If you’re looking to do some retro gaming and have everything you wanted from the SNES generation on your Wii or Nintendo DS, then this one’s worth a spin.

Chez Cthulhu will drive you mad from a good time

Over the years, my gaming group has occasionally branched out from the Steve Jackson Games staple of Munchkin (and its bajillion incarnations). We’ve tried things like Elixir and Descent and the ever-so-slow Settlers of Catan, but probably my second favorite party board game is another product from SJG called Chez Geek, and not just cause everyone in my group thinks I look like the game’s main slacker:

Um…no. I only have one tattoo.

Basically, Chez Geek is about an apartment of roommates all striving for one thing, and one thing only: to reach their Slack goal. Players are given Job cards to represent how much Income and Free Time they have for activities like shopping, watching TV, or having loud nookie, and other cards help towards achieving one’s Slack goal via clear-cut means. It’s every roommate for themselves, and backstabbery is plentiful. All in all, it’s frantic, frenetic, funny, and fun.

So I was doubly excited when Chez Cthulhu came out! I mean, it’s the gameplay of Chez Geek mixed with the dark craziness of the Lovecraft mythos. I was drooling tentacles and preparing for a life of servitude before I knew it!

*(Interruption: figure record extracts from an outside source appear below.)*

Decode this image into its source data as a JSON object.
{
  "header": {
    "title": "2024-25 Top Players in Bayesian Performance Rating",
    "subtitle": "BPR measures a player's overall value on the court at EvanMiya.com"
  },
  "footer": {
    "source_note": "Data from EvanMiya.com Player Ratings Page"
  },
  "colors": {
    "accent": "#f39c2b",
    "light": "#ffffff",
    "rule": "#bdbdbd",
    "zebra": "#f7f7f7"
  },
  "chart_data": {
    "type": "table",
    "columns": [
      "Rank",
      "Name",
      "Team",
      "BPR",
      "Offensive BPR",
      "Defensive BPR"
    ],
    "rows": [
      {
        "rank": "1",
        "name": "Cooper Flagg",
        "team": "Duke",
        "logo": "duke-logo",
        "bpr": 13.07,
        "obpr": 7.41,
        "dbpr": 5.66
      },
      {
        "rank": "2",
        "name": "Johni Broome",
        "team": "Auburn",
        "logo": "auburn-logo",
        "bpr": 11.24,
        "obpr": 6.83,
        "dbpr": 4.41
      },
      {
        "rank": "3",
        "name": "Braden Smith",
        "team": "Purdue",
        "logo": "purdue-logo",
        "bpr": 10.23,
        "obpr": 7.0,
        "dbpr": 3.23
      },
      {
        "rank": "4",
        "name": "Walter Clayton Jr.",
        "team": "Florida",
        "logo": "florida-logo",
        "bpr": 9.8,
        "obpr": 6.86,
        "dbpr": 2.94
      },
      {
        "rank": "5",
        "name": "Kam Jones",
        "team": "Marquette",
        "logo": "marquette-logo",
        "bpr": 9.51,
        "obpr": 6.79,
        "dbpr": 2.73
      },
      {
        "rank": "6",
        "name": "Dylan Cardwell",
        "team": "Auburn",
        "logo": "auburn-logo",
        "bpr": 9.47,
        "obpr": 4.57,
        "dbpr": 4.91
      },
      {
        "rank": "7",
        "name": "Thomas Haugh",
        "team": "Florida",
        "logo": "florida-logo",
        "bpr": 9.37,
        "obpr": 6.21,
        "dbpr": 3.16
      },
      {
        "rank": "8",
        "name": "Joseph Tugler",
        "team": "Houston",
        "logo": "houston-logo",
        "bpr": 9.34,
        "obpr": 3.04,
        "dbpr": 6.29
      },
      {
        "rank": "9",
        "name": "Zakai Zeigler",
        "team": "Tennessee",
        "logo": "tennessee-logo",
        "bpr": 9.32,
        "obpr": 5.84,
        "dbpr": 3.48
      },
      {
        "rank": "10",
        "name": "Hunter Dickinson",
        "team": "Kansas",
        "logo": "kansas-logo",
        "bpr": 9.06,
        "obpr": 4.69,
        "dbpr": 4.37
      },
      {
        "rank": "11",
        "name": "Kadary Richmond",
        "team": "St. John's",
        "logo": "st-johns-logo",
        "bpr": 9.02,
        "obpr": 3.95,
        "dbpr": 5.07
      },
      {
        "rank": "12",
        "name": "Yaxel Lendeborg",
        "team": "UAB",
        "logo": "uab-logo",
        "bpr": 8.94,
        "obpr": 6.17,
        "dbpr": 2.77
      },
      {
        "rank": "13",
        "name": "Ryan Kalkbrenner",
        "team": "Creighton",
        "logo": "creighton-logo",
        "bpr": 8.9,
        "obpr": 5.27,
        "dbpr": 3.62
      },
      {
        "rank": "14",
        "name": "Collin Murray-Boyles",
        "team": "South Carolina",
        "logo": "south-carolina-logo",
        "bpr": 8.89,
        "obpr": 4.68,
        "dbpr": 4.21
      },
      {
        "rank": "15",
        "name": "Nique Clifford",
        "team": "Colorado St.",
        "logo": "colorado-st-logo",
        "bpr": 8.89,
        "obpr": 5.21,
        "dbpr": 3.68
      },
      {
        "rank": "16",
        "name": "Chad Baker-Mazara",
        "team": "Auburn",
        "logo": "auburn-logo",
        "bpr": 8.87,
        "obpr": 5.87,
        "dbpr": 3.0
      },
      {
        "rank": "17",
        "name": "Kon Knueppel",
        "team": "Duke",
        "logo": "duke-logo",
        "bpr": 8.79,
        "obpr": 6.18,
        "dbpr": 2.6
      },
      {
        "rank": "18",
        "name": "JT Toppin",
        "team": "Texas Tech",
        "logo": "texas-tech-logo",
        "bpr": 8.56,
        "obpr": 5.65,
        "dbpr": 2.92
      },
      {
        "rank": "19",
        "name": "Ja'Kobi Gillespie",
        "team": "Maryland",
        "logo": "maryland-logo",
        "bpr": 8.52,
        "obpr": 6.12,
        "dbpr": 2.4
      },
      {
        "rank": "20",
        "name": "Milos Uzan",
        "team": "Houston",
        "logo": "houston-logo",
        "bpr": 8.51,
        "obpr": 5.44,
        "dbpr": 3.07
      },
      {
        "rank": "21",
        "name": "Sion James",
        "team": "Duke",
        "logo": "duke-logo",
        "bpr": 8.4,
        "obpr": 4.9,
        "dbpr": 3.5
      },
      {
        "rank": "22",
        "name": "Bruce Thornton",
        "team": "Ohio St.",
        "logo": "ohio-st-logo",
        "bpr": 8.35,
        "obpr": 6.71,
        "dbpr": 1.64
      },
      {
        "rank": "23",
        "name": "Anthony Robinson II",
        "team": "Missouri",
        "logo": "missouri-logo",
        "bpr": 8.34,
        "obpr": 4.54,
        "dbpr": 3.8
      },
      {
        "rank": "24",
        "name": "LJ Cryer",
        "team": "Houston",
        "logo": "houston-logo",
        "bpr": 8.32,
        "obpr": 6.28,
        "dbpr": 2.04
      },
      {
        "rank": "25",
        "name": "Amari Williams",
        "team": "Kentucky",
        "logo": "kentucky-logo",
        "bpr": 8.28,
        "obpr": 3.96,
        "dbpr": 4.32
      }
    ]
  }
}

There is, however, a new gameplay mechanic introduced into Chez Cthulhu, and alas, it’s the one that hurt the group’s enjoyment the most: Madness. Sure, the High Priest to the Great Old Ones and madness go hand in hand, but for this board game it looks a lot more like befuddlement. See, some cards give players Madness tokens, which count against their Slack goal.  If you get enough Madness tokens you can go Stark Raving Mad, and then any further tokens count for your Slack goal. The confusion comes from the time between one Madness token and, say, eight Madness tokens. We were running out of markers and a little unsure of how to count everything, but wine and a whole lot of beercheese fondue could also be to blame for that. I’ve yet to win using the Madness strategy, but then again…I’ve yet to win at all. I take more pleasure in reading the flavor text, finding all the tiny details in John Kovalic’s drawings, and watching as cards demonically interact with each other.

It’s a good time, really; just don’t get mad at all the Madness.